When it comes to burnout, society tends to frame it as the individual’s problem. A quick internet search will bring up a whole host of self-help ideas, from meditation and boundary setting to learning how to be more resilient. But the reality is that burnout goes beyond the individual. It can have a ripple effect across the organization, touching everything from team morale to decreasing work output by up to 22%.

In the current circumstances, many employees are now working from home which means burnout is becoming increasingly likely as the line between work and personal life blurs. 

So how can we spot an employee who is moving towards burnout? First of all, it’s important to look out for common symptoms, which usually include feeling physically and emotionally exhausted, depressed, and suffering from sleep problems

This lack of energy can lead to substandard work, reduced productivity, poor presenteeism and low effectiveness. Employers also note a 41% drop in employee experience when individuals reach burn out.

Now it has been officially recognised by the World Health Organisation (WHO) as an “occupational phenomenon,” businesses and organisations are being held accountable for finding solutions to this global issue.

Care is your superpower

When it comes to supporting your team, care is your superpower. 

When your team is feeling the pressure, it’s an opportunity to practise generative leadership with them. Take the time to listen to their narrative. Exercise your empathy muscles. Try to understand the situation through the lens of their different roles. This will support them in communicating their needs and feelings to you as an employer, highlighting areas where they need additional support. When you recognize and value all that a person does, they will feel more connected to the company. 53% of Lifeed learners tell us this behaviour makes them feel important at work, while 56% feel they are not alone in navigating complex situations (Lifeed, 2020).

The result? 87% report lower stress levels and 90% feel more involved at work. Surely that’s a positive change that’s worth investing time in achieving.

Supporting your employees

Signs of burnout also serve as a reminder to walk alongside your team. It’s a chance to empower them to see the resources and support network they have available to them. 
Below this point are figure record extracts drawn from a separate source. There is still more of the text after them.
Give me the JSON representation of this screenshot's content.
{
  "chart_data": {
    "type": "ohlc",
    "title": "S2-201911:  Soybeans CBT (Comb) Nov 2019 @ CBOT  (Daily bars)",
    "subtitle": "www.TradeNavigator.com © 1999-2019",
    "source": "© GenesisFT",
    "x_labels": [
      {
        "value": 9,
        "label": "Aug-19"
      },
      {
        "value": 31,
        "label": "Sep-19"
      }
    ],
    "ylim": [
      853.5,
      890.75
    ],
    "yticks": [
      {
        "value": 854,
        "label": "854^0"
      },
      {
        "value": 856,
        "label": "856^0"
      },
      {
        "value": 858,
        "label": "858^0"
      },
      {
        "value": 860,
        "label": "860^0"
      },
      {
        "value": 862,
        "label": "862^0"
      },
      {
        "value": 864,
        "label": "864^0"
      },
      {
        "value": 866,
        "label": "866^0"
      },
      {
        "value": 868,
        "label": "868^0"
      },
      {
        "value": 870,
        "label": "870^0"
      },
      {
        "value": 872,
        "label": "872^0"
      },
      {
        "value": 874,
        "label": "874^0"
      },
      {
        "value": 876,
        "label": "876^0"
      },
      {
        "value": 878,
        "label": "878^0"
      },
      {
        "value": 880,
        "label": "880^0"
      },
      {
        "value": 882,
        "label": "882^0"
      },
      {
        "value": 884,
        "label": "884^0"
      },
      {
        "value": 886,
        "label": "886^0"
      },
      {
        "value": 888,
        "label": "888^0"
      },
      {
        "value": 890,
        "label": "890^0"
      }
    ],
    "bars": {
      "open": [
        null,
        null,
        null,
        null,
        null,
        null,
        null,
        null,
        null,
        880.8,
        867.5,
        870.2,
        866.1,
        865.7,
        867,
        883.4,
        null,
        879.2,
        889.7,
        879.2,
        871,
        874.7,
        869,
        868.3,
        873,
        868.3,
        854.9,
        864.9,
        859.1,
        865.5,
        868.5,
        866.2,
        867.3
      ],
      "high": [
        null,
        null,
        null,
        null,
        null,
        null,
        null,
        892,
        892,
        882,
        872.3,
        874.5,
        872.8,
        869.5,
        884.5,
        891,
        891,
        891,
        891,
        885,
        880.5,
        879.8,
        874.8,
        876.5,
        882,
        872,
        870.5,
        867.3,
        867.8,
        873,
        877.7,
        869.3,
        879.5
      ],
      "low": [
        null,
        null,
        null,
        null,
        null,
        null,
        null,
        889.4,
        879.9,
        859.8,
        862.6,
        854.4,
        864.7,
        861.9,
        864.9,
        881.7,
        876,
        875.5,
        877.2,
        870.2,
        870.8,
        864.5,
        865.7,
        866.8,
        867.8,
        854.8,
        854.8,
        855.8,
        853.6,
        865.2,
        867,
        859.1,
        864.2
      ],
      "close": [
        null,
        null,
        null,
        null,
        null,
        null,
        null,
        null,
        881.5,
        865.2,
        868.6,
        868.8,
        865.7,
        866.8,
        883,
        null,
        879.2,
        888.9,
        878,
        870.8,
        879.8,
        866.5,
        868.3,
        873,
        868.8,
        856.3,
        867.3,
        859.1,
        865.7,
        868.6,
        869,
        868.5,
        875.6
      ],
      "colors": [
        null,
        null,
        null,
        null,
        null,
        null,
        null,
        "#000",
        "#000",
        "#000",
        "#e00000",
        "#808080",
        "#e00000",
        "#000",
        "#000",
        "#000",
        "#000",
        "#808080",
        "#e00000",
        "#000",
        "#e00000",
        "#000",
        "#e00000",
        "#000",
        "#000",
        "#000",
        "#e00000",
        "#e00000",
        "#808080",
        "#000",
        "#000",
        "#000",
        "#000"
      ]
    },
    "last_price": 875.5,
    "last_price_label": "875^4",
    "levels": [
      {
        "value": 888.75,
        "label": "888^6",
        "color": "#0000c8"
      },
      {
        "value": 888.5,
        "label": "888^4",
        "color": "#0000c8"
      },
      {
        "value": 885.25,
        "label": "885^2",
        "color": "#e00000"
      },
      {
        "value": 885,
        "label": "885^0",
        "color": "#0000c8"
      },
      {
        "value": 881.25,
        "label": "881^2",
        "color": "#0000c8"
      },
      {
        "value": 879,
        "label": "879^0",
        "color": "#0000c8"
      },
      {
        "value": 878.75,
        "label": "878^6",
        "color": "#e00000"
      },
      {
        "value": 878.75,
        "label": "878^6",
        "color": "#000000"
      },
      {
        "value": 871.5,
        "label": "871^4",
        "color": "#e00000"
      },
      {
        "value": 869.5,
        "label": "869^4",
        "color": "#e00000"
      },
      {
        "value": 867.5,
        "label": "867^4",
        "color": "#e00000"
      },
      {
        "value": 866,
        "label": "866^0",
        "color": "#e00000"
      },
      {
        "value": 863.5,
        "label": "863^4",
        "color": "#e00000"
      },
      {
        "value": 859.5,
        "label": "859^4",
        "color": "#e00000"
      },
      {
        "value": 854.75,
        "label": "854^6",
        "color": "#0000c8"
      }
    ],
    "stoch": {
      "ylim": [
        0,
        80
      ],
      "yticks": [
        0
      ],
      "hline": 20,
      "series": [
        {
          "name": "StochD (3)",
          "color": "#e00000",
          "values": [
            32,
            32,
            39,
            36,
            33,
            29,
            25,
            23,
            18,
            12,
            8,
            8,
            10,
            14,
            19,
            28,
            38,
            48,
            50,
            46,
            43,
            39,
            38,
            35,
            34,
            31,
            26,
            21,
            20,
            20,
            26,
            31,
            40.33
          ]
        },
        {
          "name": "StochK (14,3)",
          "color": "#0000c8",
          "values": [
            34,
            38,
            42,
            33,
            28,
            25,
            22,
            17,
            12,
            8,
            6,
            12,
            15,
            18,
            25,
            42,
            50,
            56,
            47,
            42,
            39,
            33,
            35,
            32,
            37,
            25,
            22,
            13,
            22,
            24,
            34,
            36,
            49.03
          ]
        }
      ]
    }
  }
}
Transilience will become their greatest asset, becoming a driving force at work too. Our research shows that the more roles a person has, the stronger they become: it’s at the heart of our Life Based Learning Method. Perhaps there are parents in your team who are great at negotiating with their toddlers, who could use those same skills to close new sales deals for your business. Maybe there’s a team member who is studying alongside their work and is great at time and priority management, forming the basis of their project management skills moving forward. The reverse is also true: effective managers can “manage” their home life too to achieve different outcomes. The same soft skills can be honed, strengthened and applied across all areas of life.

Building a caring culture

Take Siram Veolia, for example. They used Lifeed programs as part of their support package for their employees. The idea was to continue to build a caring culture. Following the program, 90% of participants found a new way of bringing work and life together. What’s more, 80% of participants striving to become an “agent for change” in their company. An increasing amount of people want to highlight the value that life experiences can bring to the workplace.

It doesn’t stop there. 71% of their employees have seen a net improvement in time and priority management, empathy and listening skills. This has improved efficacy, productivity and communication across the organization. What’s more, 45% feel their manager is supportive of their work-life balance.

Organizations can take concrete steps to preventing burnout. It requires managers to be alert and take note of the signs and listen to their teams. By helping employees to unlock their true potential, they will be able to reframe the situation and bring their whole selves to work. They’ll realise that their diverse dimensions actually enrich them. Plus, they’ll no longer hide parts of their identity, having more energy to effectively carry out their jobs. All it takes is generative leaders to point them in the right direction.